Travail intellectuel

Corps

Esprit

Force, endurance,

 

Habileté, dextérité des mains

 

Effort physique

 
 

Œuvre de l’esprit : savoir

 

Dimension de la culture : cf. la littérature

 

Conception à vocation technique, invention

Transformation de la matière,
de la Nature

 

Travail de la « Matière physique »

 

      Il est assez difficile, au regard de l’expérience, de ne pas manifester des doutes devant une dualité aussi artificielle. A supposer que nous mettions provisoirement entre parenthèses les objections, quelles seraient les justifications que nous pourrions apporter à cette opposition ?

     2) Nous les trouverons d’abord dans l’étude des différences culturelles et historiques. Prenons quelques exemples.

    a) Tout d’abord le système des castes dans l’Inde classique. Les textes les plus anciens distinguent quatre varnas : les brahmanes forment la caste sacerdotale et ils ont pour fonction de transmettre et d’enseigner le Veda et toutes ses sciences annexes. C’est au Veda, dans le commentaire spéculatif des Upanishads, que se rattachent, les darshanas, les six systèmes de philosophie classiques. Le brahmane est le lettré, l’érudit, l’homme de la connaissance, bref, l’intellectuel. Selon le Rig Veda, le brahmane est comme la bouche de Brahma. Les kshatriyas sont les princes, les guerriers, ils ont pour fonction l’organisation politique, ils doivent assurer l’intégrité de leur royaume et la sécurité de leurs sujets. C’est l’aristocratie. Ils sont comme les bras de Brahma. Ensuite, il y a tout ce qui relève du domaine de l’économie, qui est dévolu aux vaisyas : commerçants, marchands, qui sont comme les cuisses de Brahma. Enfin, il y a les sudras : les artisans, ceux qui travaillent de leur mains qui sont comme les pieds de Brahma. Il existe aussi tout une partie de la population qui est hors caste, qui a donné les actuels intouchables, pour lesquels Gandhi s’est battu toute sa vie. Les parias sont sensé être au service des quatre castes. On voit que dans cette représentation, l’organisation sociale forme un tout, la divinité incarnée. Chaque partie a une fonction qui donne un sens précis au travail. Le dharma, c’est de travailler dans la fonction dans laquelle chacun est né. C’est à cette condition que la société peut conserver son équilibre. On ne peut pas vraiment parler ici de discrédit du travail manuel, il faut surtout mettre l’accent sur les préjugés de castes, ce qui est très différent. Depuis l’origine, le principe de la séparation des castes a en effet été considéré comme essentiel. Mieux vaux accomplir maladroitement le dharma dans lequel on est né que d’envier le dharma d’un autre. La confusion des castes est sentie comme un péril. Or, curieusement, dans les étapes de la vie, il est aussi admis qu’à un moment, pour atteindre moksha, la libération,  l’homme sort des castes et le rejette en prenant la tenue de sannyasin. Le moine renonçant n’appartient plus au système social et tout homme peut devenir sannyasin. On voit donc ici que l’opposition duelle travail manuel/travail intellectuel n’est pas socialement structurelle, puisque l’organisation sociale est en fait quadripartite. En fait elle n’a pas vraiment de sens dans ce contexte.
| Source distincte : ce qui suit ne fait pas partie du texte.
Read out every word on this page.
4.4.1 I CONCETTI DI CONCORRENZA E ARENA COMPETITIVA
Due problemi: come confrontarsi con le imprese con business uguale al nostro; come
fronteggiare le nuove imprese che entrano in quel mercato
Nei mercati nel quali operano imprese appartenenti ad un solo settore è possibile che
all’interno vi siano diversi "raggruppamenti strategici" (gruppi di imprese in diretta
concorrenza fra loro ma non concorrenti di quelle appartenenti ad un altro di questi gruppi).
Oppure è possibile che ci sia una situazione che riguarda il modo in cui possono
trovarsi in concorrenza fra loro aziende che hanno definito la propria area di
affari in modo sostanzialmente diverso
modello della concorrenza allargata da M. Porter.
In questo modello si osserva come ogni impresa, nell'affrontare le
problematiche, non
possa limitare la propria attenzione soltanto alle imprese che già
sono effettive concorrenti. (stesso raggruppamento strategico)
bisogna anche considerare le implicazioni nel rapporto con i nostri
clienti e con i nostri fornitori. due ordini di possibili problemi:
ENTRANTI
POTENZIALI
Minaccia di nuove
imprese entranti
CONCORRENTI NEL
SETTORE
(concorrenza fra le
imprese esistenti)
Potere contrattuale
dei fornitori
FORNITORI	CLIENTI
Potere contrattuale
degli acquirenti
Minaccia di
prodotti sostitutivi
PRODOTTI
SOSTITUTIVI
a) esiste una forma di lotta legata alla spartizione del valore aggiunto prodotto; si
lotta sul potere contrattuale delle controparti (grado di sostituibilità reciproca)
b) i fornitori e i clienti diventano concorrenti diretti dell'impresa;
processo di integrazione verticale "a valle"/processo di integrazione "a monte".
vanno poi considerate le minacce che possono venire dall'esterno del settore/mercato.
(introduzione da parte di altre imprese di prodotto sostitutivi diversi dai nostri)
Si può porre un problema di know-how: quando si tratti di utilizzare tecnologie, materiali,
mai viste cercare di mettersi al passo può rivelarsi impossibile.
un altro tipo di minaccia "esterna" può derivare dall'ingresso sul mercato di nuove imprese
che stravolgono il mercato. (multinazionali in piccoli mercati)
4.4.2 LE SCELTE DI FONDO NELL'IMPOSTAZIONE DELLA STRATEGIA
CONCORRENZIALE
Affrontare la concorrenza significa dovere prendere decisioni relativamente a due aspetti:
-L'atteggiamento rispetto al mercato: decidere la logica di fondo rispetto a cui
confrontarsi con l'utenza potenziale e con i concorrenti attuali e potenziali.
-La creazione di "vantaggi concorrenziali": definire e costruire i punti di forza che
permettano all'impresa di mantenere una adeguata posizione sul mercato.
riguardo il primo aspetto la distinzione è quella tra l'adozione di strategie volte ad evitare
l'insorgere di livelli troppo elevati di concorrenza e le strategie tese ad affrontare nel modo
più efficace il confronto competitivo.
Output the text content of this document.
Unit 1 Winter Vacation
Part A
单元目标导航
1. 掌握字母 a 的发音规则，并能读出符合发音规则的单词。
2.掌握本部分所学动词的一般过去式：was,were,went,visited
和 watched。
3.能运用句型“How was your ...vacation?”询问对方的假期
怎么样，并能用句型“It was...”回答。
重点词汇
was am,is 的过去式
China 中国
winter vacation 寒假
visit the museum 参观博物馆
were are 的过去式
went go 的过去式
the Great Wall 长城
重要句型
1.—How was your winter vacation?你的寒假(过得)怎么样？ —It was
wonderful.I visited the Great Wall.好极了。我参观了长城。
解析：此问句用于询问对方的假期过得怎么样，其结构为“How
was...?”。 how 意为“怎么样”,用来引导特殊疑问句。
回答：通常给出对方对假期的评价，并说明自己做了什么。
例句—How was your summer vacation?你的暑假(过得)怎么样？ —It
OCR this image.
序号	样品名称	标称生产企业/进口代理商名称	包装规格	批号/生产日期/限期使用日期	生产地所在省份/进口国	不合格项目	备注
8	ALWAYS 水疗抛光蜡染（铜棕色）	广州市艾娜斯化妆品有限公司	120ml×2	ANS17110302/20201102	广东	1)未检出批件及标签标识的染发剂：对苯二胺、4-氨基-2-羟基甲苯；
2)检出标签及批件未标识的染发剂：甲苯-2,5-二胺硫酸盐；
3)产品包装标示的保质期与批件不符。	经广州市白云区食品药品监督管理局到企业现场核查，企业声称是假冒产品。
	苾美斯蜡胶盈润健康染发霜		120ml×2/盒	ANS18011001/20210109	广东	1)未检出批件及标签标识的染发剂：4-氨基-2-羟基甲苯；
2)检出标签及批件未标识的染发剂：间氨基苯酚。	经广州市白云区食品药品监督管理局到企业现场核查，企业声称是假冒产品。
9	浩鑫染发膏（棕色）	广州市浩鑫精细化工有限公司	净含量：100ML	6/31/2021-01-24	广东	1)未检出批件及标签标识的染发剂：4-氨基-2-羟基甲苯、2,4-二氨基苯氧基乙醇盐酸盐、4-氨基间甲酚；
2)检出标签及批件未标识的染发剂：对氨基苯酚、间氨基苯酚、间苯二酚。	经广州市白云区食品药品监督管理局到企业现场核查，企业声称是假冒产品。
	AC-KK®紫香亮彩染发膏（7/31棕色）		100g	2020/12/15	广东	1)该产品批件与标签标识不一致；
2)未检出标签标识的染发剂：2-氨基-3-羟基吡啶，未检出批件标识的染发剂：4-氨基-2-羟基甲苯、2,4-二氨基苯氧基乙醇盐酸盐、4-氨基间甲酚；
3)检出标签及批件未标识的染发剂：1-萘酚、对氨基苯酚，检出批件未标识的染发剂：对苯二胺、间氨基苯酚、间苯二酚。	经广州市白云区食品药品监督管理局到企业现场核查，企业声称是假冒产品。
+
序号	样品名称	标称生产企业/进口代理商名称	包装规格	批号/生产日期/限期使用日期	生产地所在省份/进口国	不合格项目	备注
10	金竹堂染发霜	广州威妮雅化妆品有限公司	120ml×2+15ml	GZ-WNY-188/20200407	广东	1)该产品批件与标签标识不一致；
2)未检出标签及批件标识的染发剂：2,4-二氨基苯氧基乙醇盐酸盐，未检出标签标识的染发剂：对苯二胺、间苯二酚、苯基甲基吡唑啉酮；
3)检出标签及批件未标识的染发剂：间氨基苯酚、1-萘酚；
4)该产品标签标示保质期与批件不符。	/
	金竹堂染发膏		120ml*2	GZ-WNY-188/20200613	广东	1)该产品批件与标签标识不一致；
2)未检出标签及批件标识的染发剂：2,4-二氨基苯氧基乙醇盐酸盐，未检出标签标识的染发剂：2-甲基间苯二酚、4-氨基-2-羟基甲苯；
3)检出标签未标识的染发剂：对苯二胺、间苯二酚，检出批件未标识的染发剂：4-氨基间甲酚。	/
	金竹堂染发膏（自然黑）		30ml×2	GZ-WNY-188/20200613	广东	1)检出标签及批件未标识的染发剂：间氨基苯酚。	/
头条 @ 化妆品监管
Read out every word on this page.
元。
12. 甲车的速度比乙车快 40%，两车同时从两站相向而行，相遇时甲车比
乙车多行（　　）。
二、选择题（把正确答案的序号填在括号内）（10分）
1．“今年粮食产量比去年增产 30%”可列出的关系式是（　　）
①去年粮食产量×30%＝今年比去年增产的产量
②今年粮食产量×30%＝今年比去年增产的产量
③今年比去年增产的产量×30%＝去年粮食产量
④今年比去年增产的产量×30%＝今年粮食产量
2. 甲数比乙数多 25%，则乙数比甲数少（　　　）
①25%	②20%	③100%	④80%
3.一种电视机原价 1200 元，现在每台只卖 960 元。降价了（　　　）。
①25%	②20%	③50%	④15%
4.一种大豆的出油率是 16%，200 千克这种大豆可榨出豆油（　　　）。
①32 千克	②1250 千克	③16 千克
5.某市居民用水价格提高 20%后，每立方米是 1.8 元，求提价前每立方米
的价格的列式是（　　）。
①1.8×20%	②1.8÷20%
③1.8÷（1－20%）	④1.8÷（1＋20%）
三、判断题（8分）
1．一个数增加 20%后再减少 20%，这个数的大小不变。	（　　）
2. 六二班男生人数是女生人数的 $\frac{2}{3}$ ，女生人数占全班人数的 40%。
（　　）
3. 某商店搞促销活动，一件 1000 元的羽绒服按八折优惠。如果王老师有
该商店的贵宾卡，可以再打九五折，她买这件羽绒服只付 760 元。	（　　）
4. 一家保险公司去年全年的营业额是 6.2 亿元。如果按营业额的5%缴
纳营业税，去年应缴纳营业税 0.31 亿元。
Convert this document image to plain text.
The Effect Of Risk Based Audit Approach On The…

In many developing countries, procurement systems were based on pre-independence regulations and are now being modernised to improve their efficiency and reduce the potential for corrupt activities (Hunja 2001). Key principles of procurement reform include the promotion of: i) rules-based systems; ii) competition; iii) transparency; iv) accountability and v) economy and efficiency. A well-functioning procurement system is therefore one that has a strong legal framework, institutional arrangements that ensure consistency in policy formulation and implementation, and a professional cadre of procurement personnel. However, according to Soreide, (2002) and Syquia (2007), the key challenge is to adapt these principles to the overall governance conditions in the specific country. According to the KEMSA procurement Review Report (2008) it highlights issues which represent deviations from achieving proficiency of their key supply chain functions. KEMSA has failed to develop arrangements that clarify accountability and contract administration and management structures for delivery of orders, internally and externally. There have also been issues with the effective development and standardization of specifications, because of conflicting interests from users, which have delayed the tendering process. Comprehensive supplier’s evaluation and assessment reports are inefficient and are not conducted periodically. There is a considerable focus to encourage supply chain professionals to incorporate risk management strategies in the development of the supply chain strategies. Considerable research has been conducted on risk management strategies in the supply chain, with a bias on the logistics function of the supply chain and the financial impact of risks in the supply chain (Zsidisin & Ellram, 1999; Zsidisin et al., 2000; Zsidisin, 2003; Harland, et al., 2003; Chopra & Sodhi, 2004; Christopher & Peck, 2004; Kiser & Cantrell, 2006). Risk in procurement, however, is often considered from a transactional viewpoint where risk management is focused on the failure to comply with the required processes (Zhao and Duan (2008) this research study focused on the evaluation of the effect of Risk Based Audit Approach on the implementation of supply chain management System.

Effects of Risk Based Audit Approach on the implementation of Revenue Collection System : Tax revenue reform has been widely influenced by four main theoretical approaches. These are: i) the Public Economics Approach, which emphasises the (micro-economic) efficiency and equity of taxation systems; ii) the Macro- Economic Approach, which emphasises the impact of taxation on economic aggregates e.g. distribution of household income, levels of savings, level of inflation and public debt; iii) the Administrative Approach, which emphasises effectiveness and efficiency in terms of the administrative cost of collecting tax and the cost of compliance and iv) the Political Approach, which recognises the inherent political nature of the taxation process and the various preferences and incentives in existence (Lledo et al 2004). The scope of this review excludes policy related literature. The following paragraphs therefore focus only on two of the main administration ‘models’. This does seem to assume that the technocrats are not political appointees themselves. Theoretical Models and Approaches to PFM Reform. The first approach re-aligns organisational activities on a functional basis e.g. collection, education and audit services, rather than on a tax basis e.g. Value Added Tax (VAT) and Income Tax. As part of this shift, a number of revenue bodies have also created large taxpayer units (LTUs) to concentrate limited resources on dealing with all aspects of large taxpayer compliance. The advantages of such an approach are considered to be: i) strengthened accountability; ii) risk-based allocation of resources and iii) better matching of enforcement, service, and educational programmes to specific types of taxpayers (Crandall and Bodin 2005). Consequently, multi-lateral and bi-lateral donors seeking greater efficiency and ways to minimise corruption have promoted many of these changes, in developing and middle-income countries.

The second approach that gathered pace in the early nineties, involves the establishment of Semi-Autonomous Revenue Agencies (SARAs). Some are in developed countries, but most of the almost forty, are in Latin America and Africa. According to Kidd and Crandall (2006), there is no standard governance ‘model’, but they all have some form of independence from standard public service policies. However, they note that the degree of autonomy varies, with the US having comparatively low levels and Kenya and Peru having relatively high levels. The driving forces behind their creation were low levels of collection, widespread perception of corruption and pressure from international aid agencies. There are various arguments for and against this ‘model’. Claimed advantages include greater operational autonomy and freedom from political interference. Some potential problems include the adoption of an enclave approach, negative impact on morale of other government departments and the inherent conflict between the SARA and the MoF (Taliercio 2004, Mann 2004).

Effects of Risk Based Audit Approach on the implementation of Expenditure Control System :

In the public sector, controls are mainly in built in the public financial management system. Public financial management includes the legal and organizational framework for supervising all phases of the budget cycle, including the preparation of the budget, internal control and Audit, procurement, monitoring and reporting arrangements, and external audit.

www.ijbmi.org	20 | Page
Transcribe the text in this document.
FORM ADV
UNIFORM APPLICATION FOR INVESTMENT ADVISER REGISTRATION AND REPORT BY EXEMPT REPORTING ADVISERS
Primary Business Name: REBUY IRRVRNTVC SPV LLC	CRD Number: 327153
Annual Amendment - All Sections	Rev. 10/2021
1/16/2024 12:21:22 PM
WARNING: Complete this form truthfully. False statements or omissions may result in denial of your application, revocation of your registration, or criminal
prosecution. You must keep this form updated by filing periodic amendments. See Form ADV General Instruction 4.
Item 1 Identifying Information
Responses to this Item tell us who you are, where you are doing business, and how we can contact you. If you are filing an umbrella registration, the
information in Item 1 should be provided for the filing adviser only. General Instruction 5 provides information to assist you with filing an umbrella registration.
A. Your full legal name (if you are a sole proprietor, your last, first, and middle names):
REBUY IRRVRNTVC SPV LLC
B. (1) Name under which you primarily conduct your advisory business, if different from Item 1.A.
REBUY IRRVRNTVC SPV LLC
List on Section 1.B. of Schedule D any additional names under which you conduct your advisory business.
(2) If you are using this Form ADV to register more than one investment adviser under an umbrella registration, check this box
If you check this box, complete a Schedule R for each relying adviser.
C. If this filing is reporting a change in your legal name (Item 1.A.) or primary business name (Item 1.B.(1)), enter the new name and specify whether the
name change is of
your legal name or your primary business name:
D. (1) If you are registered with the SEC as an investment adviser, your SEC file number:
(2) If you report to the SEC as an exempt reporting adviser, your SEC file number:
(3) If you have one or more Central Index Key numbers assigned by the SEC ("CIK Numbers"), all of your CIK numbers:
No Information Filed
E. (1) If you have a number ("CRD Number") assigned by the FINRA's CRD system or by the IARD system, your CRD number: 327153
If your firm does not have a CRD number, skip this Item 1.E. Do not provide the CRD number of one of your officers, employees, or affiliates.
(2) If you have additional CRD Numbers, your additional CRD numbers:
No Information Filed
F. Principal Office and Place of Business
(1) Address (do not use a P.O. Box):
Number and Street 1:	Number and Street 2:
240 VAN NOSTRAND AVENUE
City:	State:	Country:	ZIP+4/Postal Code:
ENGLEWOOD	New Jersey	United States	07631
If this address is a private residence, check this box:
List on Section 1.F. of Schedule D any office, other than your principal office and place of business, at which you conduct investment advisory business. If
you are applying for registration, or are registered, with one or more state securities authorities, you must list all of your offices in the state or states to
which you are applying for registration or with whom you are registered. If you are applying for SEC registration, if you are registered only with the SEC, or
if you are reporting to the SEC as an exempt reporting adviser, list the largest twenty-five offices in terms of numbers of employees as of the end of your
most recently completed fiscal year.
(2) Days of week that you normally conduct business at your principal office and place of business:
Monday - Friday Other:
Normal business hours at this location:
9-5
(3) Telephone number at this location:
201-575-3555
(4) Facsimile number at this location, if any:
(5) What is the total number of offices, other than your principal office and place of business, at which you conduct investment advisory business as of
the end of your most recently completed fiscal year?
    b) Elle en a davantage dans un contexte occidental. Elle est par exemple plus nette et socialement significative en Grèce. On dira, comme nous l’avons vu précédemment, qu’en Grèce le travail manuel était dévalorisé ; parce qu’il était regardé comme indigne de la condition d’un homme libre, il était confié aux esclaves. La morale aristocratique des grecs considérait que l’accomplissement ultime de la vie se situait dans le domaine de la culture. Comme l’explique Hannah Arendt,  ce qui relevait de la seule satisfaction des besoins était considéré comme animal. L’existence de l’animal est en effet bornée à la satisfaction des besoins. Si nous appelons « travail » ce qui pourvoit à la satisfaction des besoins, ce type d’activité est animal, servile, voire méprisable pour cette raison que la noblesse de l’homme consiste à dépasser la sphère du besoin et à vivre l’épanouissement de ses désirs les plus élevés. Le travail de l’esclave est avant tout manuel : assembler, coudre des tissus, faire la cuisine, édifier une maison, entretenir une route, etc. respectivement pour satisfaire au besoin d’un vêtement, de nourriture, d’un abri, de liberté de mouvement. Il s’ensuit que, de ce point de vue, le travail manuel n’a que bien peu de valeur. Une morale hiérarchise à sa manière les valeurs ; d’un contexte historique à un autre, la morale est changeante. Nous pouvons fort bien comprendre le discrédit du travail manuel dans la Grèce antique, tout en nous gaussant d’avoir évolué  sur cette question. L’idéal hellénique favorisait effectivement le travail intellectuel. Aristote loue la contemplation philosophique comme le sommet de l’activité humaine.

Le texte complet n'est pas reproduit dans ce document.